How do you expose a service externally on EKS, and what gets created?

Kubernetes, Docker, Helm & Podman · Intermediate level

Answer

On EKS, I can expose a service externally with a LoadBalancer Service or an Ingress. Depending on controller and annotations, AWS creates an NLB, ALB, target groups, security group rules, listeners, and DNS names.

Technical explanation

The AWS Load Balancer Controller is commonly used for ALB Ingress and NLB/target group integrations.

Subnets, tags, security groups, target type, health checks, and annotations determine the AWS resources created.

Troubleshooting starts from state and events: get, describe, logs, previous logs, events, and then node/runtime/network checks.

Separate scheduling failures, image pull failures, runtime failures, app failures, and traffic-routing failures so you do not fix the wrong layer.

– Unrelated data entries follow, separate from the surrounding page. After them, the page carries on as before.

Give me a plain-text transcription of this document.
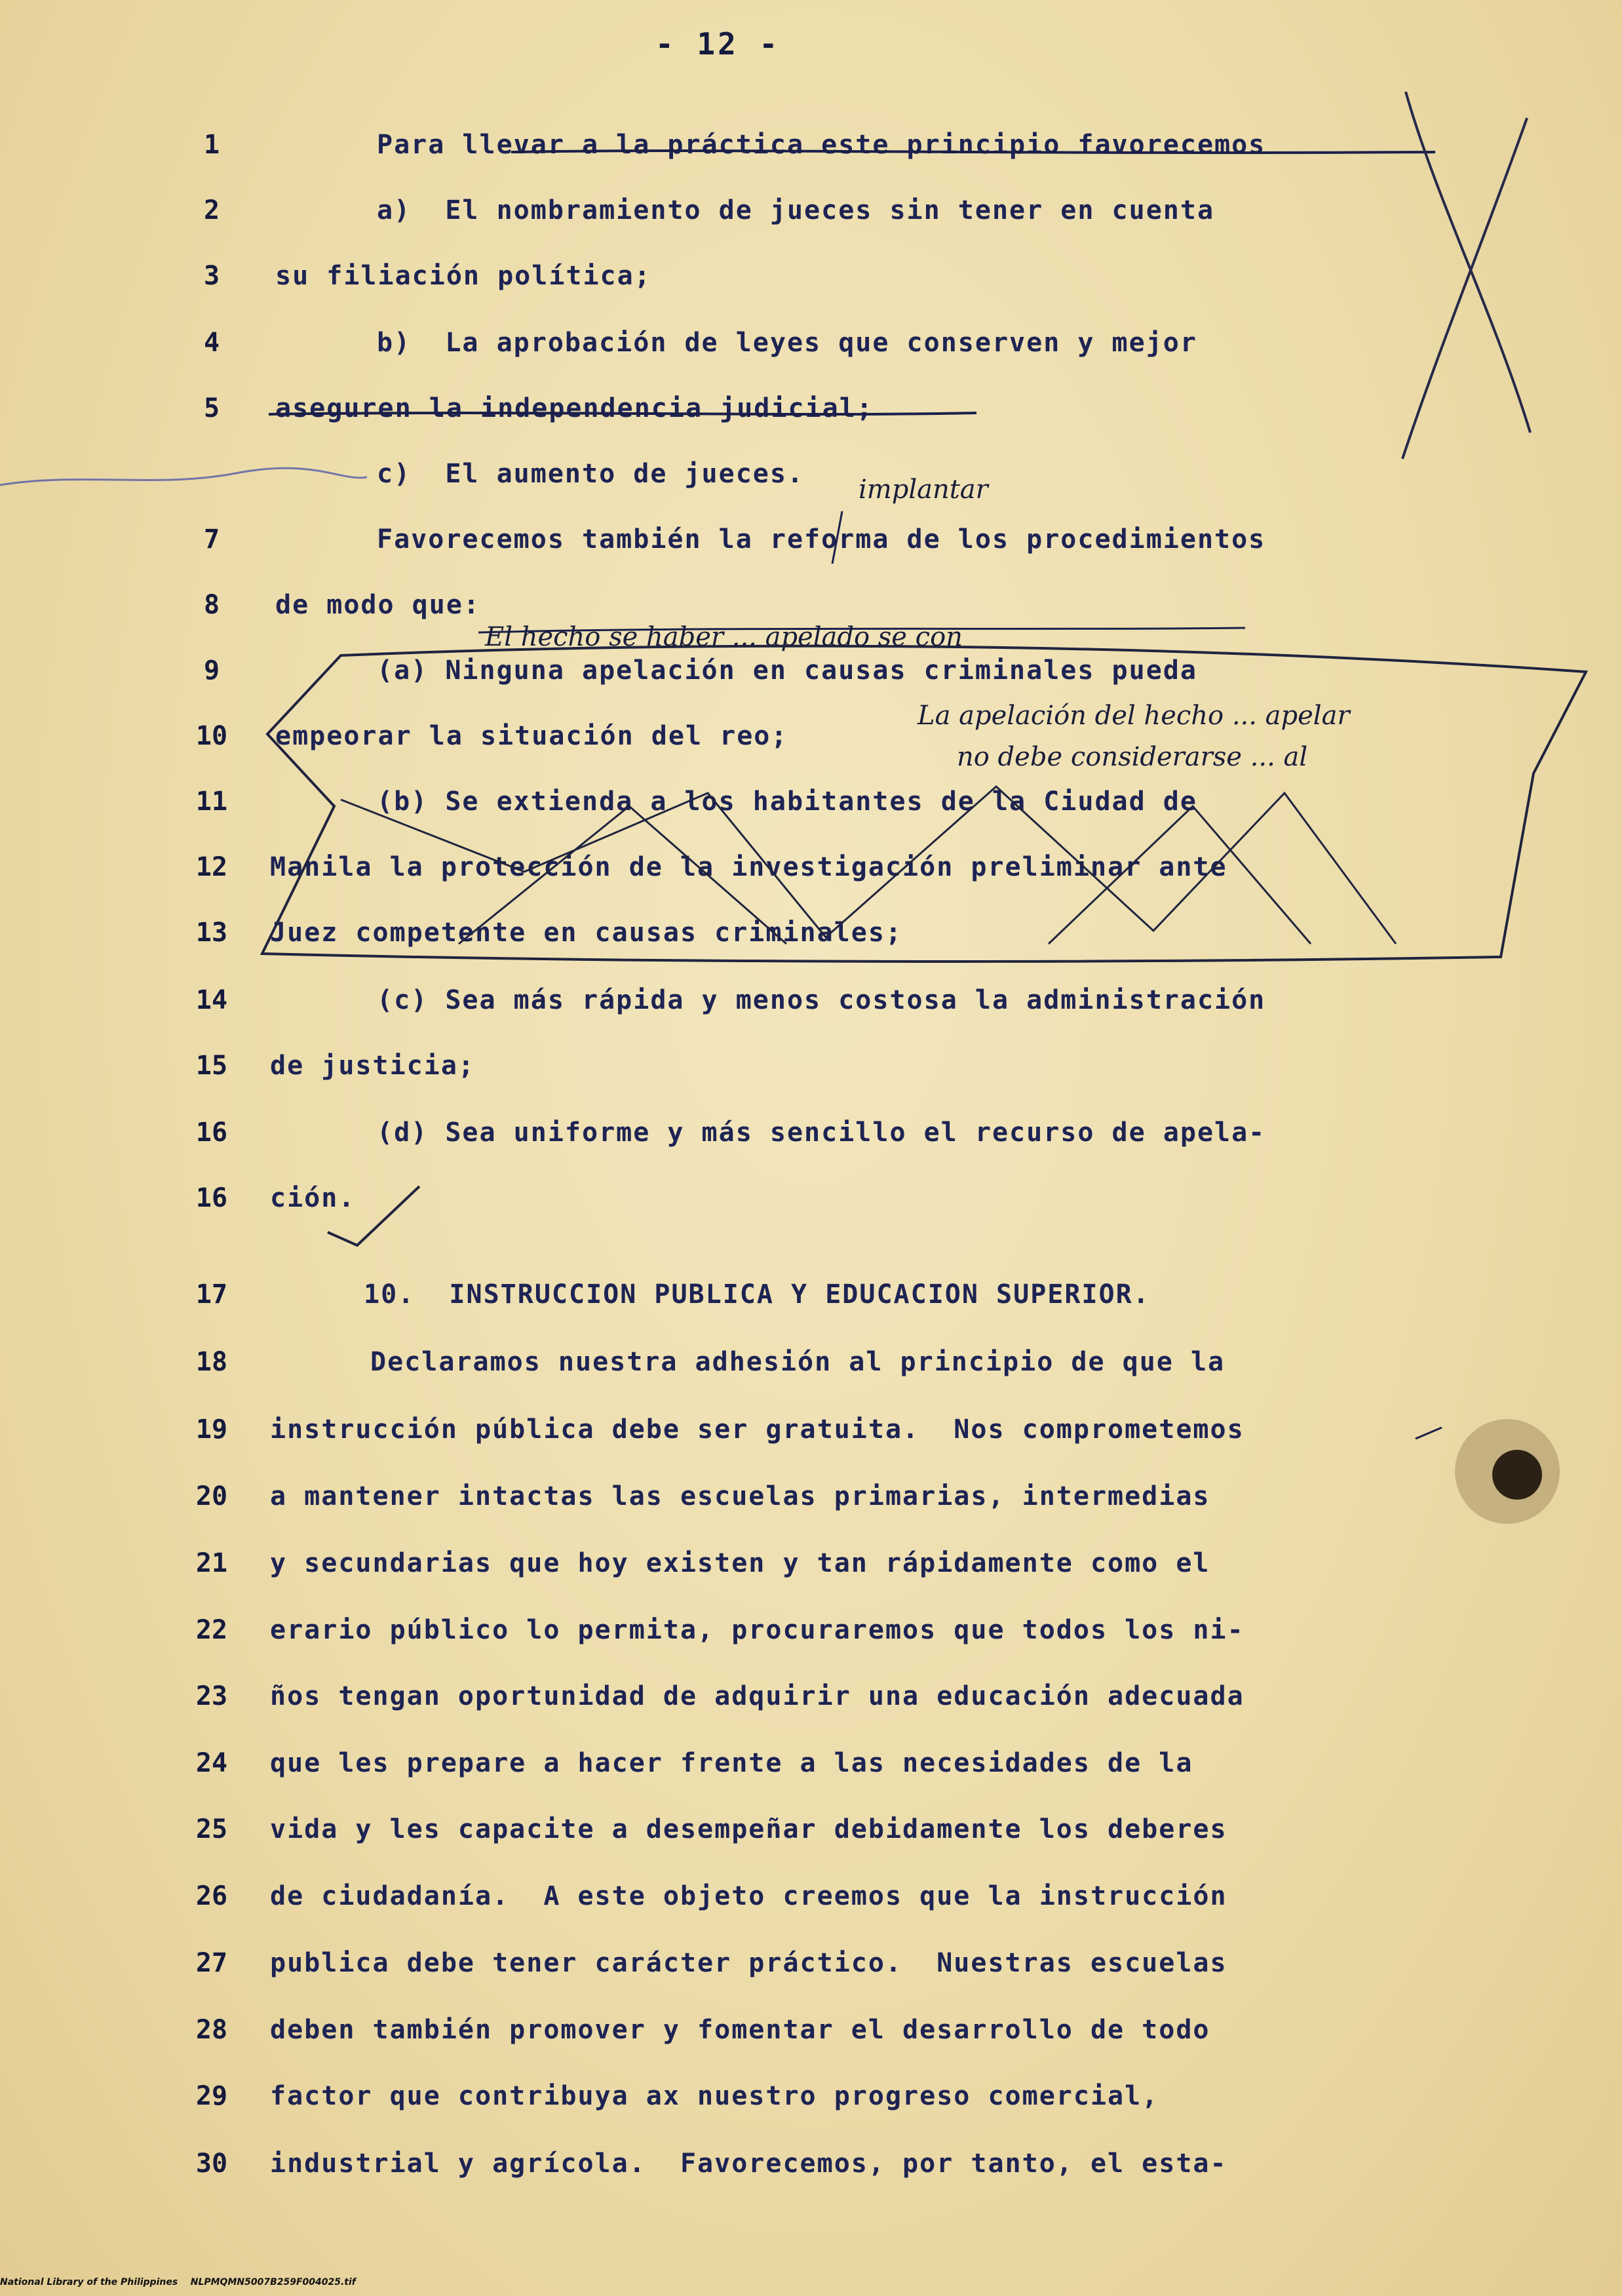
- 12 -
1	Para llevar a la práctica este principio favorecemos
2	a)  El nombramiento de jueces sin tener en cuenta
3	su filiación política;
4	b)  La aprobación de leyes que conserven y mejor
5	aseguren la independencia judicial;
c)  El aumento de jueces.
7	Favorecemos también la reforma de los procedimientos
8	de modo que:
9	(a) Ninguna apelación en causas criminales pueda
10	empeorar la situación del reo;
11	(b) Se extienda a los habitantes de la Ciudad de
12	Manila la protección de la investigación preliminar ante
13	Juez competente en causas criminales;
14	(c) Sea más rápida y menos costosa la administración
15	de justicia;
16	(d) Sea uniforme y más sencillo el recurso de apela-
16	ción.
17	10.  INSTRUCCION PUBLICA Y EDUCACION SUPERIOR.
18	Declaramos nuestra adhesión al principio de que la
19	instrucción pública debe ser gratuita.  Nos comprometemos
20	a mantener intactas las escuelas primarias, intermedias
21	y secundarias que hoy existen y tan rápidamente como el
22	erario público lo permita, procuraremos que todos los ni-
23	ños tengan oportunidad de adquirir una educación adecuada
24	que les prepare a hacer frente a las necesidades de la
25	vida y les capacite a desempeñar debidamente los deberes
26	de ciudadanía.  A este objeto creemos que la instrucción
27	publica debe tener carácter práctico.  Nuestras escuelas
28	deben también promover y fomentar el desarrollo de todo
29	factor que contribuya ax nuestro progreso comercial,
30	industrial y agrícola.  Favorecemos, por tanto, el esta-
implantar
El hecho se haber ... apelado se con
La apelación del hecho ... apelar
no debe considerarse ... al
National Library of the Philippines    NLPMQMN5007B259F004025.tif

Operational commands like drain and rollback must respect PDBs, probes, and workload disruption tolerance.

Hands-on example

1. In a non-production namespace, create this safe broken scenario: expose a sample app on EKS with Service type LoadBalancer or ALB Ingress.

2. Follow a fixed triage order: kubectl get, describe, logs or logs --previous, events, rollout status, node status, and then runtime/network checks.

3. Fix only one variable at a time so the root cause is clear rather than accidentally masked.

4. Save the commands and final diagnosis as an interview-ready incident walkthrough.